Era 1959 e eu andava por ruelas e becos de Roma, tarde da noite. Cheguei numa esquina iluminada. Um set de filmagem! Quem seria? Identifiquei o Fellini. Ele filmava de fora para dentro de um bar onde o Marcello Mastroianni falava ao telefone. Fellini interrompia a cena, pedindo ao Mastroianni que enrolasse um fio de cabelo enquanto falava. Enrolar um fio do cabelo era um gesto típico do próprio Fellini. (Confirmado: Mastroianni sempre foi o que Fellini se imaginava).
O filme era La Dolce Vita. Na cena do telefone, Mastroianni procurava, desesperadamente, um lugar onde levar a Anita Ekberg. Se me lembro bem do filme, ela fazia o papel de uma atriz que Marcello ciceroneava em Roma. Havia uma real possibilidade de haver sexo entre os dois - se apenas ele conseguisse um lugar, e ela topasse. Mas Anita não parecia estar a fim. Enquanto Marcello telefonava, ela afastava-se do bar. Encontrara um gatinho branco, que aninhara nos grandes seios que quase saltavam do vestido preto decotado. Quando Marcello sai do bar não vê Anita. Procura-a nas imediações e dá com ela na magnifica Fontana di Trevi. Dentro da Fontana, com água pela cintura. Ele vai atrás dela, dentro da água.
Eu não estava sozinho na plateia da filmagem e na admiração dos seios que quase saltavam do decote. Apesar de ser tarde da noite, uma multidão cercava a Fontana. O italiano ao meu lado expressou o sentimento da maioria ao comentar: "Che petone, che petone". E todos os homens ali entenderam o gesto do Mastroianni, pulando dentro da fonte atrás da Anitona. Por uma mulher daquelas fariam qualquer coisa.

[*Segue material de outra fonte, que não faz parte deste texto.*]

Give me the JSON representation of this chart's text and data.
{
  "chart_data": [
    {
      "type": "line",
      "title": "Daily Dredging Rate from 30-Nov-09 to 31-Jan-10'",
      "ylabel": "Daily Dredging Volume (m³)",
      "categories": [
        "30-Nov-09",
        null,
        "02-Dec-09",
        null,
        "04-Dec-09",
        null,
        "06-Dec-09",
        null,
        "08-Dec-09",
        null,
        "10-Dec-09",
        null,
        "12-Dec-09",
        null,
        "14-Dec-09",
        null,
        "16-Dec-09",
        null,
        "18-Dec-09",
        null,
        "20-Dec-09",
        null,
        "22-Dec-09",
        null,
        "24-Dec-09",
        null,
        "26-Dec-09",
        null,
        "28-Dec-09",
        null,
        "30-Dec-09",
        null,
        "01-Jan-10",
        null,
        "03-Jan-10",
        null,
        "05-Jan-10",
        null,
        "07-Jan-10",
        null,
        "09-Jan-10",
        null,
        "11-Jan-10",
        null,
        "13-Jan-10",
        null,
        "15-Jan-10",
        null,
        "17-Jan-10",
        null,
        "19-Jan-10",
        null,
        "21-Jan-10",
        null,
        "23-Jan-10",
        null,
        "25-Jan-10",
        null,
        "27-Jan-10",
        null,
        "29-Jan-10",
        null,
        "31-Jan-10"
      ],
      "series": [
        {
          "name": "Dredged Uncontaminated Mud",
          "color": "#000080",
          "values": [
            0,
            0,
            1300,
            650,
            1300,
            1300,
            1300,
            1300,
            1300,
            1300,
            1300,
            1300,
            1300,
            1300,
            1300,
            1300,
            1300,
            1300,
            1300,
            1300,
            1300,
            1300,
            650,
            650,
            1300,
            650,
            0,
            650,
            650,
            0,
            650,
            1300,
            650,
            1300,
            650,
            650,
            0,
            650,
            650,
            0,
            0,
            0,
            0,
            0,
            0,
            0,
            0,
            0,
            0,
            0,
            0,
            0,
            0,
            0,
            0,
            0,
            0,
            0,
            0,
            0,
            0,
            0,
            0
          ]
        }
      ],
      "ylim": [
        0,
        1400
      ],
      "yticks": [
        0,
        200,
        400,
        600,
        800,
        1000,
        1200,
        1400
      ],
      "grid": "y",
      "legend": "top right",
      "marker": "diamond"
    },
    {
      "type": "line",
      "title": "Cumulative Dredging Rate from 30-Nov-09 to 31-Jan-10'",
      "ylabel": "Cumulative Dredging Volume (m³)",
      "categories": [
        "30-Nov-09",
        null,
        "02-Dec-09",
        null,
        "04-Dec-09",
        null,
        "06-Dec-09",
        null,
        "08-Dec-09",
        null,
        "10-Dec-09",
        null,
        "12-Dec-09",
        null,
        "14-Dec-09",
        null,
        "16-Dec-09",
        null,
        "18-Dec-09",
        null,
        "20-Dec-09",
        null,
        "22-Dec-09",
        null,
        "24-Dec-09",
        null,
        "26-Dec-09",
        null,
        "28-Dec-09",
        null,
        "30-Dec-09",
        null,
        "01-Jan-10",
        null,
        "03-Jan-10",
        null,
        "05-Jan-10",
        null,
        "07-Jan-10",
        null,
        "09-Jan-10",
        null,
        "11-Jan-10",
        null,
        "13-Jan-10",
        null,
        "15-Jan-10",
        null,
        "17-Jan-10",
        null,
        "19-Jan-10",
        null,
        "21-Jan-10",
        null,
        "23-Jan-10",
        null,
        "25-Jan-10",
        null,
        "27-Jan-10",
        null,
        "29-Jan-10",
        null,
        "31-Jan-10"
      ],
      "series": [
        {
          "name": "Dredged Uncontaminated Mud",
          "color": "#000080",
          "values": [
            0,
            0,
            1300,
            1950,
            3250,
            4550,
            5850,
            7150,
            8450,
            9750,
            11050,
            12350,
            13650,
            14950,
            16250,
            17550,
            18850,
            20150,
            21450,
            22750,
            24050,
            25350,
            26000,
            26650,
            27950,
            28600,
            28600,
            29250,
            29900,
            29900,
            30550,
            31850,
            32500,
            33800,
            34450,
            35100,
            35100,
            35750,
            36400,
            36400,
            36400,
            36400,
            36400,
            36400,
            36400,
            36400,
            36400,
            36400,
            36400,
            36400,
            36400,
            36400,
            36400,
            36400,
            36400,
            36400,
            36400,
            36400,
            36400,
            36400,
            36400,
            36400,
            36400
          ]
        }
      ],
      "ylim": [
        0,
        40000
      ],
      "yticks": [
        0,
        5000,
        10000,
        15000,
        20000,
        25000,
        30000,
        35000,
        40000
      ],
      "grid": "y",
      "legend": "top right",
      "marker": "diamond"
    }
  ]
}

Ela era uma grande mulher em todos os sentidos, no tamanho e na beleza. Da categoria sonho de seminarista, uma mulher total. O filme do Fellini é sobre sete noites de pecado e sete manhãs de remissão, e a cena da Fontana acaba numa dessas manhãs brochantes. Mastroianni, afinal, não comeu a Anitona no filme. Já todos nós, na imaginação, sim. E muito.